|Title||Let Us Eat Cake!|
|Subtitle||A Three-Dimensional Cookbook of Cakes|
|Artist / Creator||Katie Delay|
|Press Name||Black Cat Graphics|
|Place of Publication||Ottawa Hills, OH|
|Contributors||Jean Carnegie, Anne Dolinsky, Sandy Erickson, Joan Loomis, Barbara Sallows, Twify, and Cheryl Wiesehan|
|Image Process||Illustrations for seven different cakes were digitally rendered, printed, cut and assembled into 3-dimensional slices|
|Structure / Binding||Constructed of eight 3-dimensional paper slices of “cake” plus a removable cover of “icing.” Each slice of cake unfolds to reveal the recipe for the cake portrayed. The eighth slice is the title page and colophon. The removable paper cover is the icing on the cake.|
|Paper Stock||140g coated matte print ink-jet paper|
|Number of Pages||8|
|Dimensions (WxHxD)||12" x 3"|
|Edition Size||Limited Edition|
|Signed & Numbered||Yes|
Let Us Eat Cake! by Katie Delay
Please contact 23 Sandy for current availability.
This book celebrates a feast of friendship. It was a wonderful collaboration with seven women (friends and family) who are all important people in my life. They also happen to produce amazing creations in their kitchens. Each submitted a favorite cake recipe, which I used to visually create the individual slices of cake (pages of the book). Each slice has a flap, which unfolds to reveal the recipe for that cake. Bon appetit!
Artist BioKatie Delay is a visual artist, author, educator who lives, works and plays in Northwest Ohio.

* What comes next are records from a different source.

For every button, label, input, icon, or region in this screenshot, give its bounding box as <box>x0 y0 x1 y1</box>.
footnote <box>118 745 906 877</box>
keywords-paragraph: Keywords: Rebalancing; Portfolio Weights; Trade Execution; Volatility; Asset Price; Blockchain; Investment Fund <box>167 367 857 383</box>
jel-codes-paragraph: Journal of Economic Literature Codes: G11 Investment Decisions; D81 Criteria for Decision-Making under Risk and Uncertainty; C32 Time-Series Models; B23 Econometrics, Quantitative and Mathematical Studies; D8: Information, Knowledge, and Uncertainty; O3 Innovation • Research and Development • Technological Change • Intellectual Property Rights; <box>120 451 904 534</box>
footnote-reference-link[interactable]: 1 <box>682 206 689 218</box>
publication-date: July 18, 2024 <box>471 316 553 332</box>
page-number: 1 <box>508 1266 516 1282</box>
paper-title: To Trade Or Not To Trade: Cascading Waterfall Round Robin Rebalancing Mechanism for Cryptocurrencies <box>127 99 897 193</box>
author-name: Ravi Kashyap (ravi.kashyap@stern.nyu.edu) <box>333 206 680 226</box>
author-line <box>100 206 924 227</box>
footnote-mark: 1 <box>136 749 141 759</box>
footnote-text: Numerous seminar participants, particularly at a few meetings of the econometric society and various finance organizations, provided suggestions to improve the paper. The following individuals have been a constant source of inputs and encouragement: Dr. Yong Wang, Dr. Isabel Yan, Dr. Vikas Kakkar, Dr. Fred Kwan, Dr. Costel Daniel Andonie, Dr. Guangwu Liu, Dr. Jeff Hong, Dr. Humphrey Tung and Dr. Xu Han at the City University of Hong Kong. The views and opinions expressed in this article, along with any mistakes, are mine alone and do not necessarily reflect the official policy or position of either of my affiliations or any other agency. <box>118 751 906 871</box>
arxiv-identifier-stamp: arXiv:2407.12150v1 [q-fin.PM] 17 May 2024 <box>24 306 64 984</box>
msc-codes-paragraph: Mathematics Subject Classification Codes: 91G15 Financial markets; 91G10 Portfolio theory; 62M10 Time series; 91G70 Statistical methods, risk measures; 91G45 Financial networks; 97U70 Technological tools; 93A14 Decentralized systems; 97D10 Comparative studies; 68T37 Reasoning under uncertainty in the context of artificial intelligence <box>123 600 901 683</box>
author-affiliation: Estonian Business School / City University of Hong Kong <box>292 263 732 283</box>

She has a Bachelor's Degree in Fine Art from Emmanuel College (Boston) and a Master's Degree in Art Education from the University of Toledo (Ohio). She has exhibited nationally, and her work can be found in the collections of Information Systems of America, Roosevelt University, Calphalon Cookware, the municipal collections of Holden, Massachusetts and Toledo, Ohio, as well as the Omagh Museum, Northern Ireland, and numerous private collections. Katie created her first hand-made books as a pre-schooler, making teeny little books for her dollhouse. There was no turning back. Eventually, she took classes to learn skills like bookbinding and letterpress printing. She is now a self-professed book junkie, making all kinds of books and teaching bookmaking workshops. Her day job is teaching visual art and design at a career-technical high school. In 2010 she was honored by the Ohio Art Education Association with a regional award as Outstanding Art Teacher.